Last night, in a short ceremony at the Chancellor’s Dinner, Professor Raymond F Schinazi became the first Bath alumnus to join the Chancellor’s Roll of Honour.
Funder of the Schinazi International Exchange Programme (SIEP), Professor Schinazi’s gift of $550,000 is the largest single gift from an individual the University has ever received. It is enabling two researchers each from Bath and Emory University, Atlanta, to study at the other’s organisation.
Although a professional virologist, Raymond Schinazi originally trained in Chemistry at the University of Bath where he gained two degrees in the 1970s before receiving a third honorary degree in 2006.
Professor Schinazi is currently the Frances Winship Walters Professor of Pediatrics & Chemistry and Director of the Laboratory of Biochemical Pharmacology. He is also Senior Research Career Scientist and Director of the Virology/Drug Discovery Core for Emory’s Centre for AIDS Research.
He has been pivotal in the discovery and development of successful anti-HIV and anti-hepatitis drugs. His research, in collaboration with Dr Dennis C Liotta, led to the discovery of Lamivudine, the key anti-HIV drug used in the majority of AIDS cocktails today.
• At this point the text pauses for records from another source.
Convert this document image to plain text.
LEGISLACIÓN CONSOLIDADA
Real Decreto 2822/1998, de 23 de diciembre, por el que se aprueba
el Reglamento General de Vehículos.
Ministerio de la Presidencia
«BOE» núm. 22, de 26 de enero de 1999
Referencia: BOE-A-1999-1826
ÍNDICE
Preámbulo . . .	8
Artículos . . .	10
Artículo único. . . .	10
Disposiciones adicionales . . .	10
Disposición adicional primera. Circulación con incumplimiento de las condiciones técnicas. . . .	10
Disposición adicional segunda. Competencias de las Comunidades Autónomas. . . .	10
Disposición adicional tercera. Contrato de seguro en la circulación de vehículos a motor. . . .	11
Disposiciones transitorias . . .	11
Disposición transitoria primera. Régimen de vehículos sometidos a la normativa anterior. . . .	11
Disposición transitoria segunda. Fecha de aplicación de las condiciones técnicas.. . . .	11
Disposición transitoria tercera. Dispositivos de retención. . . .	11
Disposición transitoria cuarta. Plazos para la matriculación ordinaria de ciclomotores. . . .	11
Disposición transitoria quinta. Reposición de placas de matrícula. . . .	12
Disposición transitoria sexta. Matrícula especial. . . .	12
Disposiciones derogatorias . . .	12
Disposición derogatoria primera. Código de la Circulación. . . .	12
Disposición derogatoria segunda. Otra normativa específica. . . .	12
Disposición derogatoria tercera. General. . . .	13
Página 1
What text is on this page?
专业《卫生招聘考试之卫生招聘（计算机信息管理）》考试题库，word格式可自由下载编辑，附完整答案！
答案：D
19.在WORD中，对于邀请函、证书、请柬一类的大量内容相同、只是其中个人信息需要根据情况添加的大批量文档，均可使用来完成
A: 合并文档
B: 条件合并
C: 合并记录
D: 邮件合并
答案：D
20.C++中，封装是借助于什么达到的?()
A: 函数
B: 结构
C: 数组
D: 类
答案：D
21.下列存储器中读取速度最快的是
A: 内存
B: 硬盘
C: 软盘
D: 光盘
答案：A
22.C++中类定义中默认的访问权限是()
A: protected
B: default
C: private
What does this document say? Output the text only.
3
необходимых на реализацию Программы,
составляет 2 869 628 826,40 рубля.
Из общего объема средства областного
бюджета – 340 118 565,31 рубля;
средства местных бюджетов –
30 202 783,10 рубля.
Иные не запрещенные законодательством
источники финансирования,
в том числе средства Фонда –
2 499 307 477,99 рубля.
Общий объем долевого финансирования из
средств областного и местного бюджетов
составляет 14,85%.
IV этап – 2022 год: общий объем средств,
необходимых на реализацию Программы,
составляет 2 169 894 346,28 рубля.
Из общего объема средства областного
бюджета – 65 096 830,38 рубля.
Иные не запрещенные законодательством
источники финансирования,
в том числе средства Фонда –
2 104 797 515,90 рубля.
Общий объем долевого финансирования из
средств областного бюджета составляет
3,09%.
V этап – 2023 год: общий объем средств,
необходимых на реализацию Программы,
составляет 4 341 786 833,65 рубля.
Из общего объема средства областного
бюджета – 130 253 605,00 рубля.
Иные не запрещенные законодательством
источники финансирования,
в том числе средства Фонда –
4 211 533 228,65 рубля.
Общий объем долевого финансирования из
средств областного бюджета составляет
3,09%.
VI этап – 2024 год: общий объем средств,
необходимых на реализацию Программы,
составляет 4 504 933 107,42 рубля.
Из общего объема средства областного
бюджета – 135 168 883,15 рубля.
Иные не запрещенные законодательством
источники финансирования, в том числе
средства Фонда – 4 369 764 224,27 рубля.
Indeed, as many as 90% of all people treated for such infections have received a drug discovered all or in part by Professor Schinazi, a record probably not equalled by any other university scientist.
He is also an entrepreneur and has founded several successful start-up biotechnology companies.
The Chancellor, Lord Tugendhat, acknowledged that this award was made in recognition of Professor Schinazi’s “leadership, his passion for Bath and its academic research, and his generosity in supporting the University philanthropically”.